La démocratie au 21e siècle : Défis et possibilités

Emanuel Guay

Samedi, Concordia – 14h30 à 16h15

La démocratie, à travers le monde, traverse actuellement une période contradictoire. Jamais une part aussi importante de l’humanité n’a eu la possibilité de nommer elle-même ses gouvernements, et pourtant la démocratie représentative est régulièrement déclarée en crise ou en déroute, tant dans les cercles académiques que dans les médias.
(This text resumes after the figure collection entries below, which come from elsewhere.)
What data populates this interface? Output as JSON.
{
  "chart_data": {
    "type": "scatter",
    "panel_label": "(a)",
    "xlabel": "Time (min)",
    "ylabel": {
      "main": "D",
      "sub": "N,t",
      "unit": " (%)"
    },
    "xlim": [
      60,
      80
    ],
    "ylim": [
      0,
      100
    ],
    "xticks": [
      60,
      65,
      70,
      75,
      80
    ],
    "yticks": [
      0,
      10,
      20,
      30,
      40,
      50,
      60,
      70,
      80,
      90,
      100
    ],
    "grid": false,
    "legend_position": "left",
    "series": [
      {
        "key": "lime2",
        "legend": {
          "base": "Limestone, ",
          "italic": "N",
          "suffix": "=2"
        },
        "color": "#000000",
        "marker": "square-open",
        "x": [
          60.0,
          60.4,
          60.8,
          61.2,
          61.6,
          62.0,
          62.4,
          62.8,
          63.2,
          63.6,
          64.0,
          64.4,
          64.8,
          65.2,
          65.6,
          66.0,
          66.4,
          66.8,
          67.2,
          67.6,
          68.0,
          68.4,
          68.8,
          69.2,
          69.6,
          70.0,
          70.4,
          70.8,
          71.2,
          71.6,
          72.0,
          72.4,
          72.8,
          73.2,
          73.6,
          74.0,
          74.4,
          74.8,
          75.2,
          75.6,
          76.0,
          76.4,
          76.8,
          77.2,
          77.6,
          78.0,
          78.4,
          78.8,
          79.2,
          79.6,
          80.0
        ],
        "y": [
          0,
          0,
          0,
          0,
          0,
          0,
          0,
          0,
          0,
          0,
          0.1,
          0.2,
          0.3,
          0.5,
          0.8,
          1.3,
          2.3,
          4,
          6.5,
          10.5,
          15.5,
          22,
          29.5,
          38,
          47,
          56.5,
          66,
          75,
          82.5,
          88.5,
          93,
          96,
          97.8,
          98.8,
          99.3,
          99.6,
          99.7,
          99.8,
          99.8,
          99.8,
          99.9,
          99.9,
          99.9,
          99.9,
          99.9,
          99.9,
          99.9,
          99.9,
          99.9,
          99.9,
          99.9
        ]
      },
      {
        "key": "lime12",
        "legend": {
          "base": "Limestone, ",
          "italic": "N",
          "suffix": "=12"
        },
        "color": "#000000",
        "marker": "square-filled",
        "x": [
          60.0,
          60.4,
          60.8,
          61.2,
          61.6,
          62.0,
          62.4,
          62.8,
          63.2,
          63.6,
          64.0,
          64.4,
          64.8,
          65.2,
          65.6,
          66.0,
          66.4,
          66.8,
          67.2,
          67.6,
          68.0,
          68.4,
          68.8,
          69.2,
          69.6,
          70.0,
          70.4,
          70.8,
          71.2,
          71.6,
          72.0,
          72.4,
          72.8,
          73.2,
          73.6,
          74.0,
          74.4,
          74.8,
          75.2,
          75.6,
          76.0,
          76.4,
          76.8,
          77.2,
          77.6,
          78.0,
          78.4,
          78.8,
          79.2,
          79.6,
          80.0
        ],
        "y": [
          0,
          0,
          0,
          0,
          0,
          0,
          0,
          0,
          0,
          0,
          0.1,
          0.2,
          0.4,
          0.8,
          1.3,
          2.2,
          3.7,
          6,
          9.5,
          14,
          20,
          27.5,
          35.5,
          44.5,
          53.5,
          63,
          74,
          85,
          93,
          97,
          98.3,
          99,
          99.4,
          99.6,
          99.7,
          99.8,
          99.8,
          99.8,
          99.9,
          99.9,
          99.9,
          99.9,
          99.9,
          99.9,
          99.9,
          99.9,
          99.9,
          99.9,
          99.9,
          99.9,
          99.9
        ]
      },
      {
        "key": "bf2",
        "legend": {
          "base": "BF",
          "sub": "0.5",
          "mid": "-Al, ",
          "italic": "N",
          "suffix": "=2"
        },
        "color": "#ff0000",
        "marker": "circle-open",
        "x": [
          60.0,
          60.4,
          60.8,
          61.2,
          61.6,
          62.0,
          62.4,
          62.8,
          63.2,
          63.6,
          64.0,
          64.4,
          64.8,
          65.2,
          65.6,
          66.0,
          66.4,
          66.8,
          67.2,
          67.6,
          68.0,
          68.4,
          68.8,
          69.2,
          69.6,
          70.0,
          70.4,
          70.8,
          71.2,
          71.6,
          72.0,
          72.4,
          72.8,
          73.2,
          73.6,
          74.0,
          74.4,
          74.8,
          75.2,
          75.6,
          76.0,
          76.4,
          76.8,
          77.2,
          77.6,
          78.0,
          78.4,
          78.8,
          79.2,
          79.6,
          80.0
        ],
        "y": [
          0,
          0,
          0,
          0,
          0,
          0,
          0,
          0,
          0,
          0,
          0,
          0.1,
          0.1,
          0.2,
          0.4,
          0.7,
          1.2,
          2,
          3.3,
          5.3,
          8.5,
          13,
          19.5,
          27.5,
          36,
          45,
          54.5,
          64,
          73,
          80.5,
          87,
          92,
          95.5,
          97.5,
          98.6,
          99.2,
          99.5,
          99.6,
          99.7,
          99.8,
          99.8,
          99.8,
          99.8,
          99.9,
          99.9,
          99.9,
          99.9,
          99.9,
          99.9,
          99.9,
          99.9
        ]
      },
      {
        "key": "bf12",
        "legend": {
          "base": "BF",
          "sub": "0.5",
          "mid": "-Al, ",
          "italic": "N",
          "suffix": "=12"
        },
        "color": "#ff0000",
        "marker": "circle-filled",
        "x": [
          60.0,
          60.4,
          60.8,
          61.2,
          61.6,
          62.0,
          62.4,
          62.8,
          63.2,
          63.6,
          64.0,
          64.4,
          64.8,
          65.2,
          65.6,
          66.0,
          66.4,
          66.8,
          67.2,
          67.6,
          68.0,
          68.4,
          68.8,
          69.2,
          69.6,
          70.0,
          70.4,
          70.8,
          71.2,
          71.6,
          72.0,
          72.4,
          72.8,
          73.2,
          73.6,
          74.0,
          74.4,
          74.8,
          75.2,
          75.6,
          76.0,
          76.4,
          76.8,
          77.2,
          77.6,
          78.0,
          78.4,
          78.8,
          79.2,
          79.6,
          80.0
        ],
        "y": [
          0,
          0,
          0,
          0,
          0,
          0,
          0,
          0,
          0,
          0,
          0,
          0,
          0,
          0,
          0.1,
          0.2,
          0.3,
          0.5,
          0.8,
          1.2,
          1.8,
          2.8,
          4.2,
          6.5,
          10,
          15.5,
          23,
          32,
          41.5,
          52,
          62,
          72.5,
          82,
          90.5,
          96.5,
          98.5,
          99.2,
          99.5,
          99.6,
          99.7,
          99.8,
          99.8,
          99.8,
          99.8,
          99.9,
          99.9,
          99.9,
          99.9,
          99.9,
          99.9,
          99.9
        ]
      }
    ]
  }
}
Parmi les facteurs qui contribuent à cette crise, deux d’entre eux nous semblent particulièrement importants : d’une part, de nombreuses recherches rendent compte d’un recul, depuis les années 1980, des politiques sociales favorisant une égalisation relative des conditions de vie (assistance sociale, redistribution des revenus, assurance sociale, services publics et sociaux, etc.). D’autre part, plusieurs études récentes constatent une perte marquée d’intérêt, en Europe et aux États-Unis, pour la démocratie, qui s’accompagne en outre d’un appui croissant à des alternatives autoritaires. Notre présentation vise à analyser les rapports entre la montée drastique des inégalités socioéconomiques et la perte de confiance à l’endroit des institutions démocratiques représentatives, qui nous semblent correspondre à une crise de deux dimensions distinctes de la démocratie, soit sa dimension sociale et sa dimension politique. Après avoir défini ces deux dimensions, nous analyserons les crises contemporaines de la démocratie, qui renvoient tant à des facteurs internes qu’externes, et nous nous pencherons finalement sur les manières d’affronter ces crises à partir d’un agenda d’approfondissement de la démocratie (Wright 2012). Le développement d’un tel agenda nous semble une voie prometteuse pour à la fois contrer la montée contemporaine des autoritarismes et réfléchir la démocratie au-delà du cadre (néo)libéral.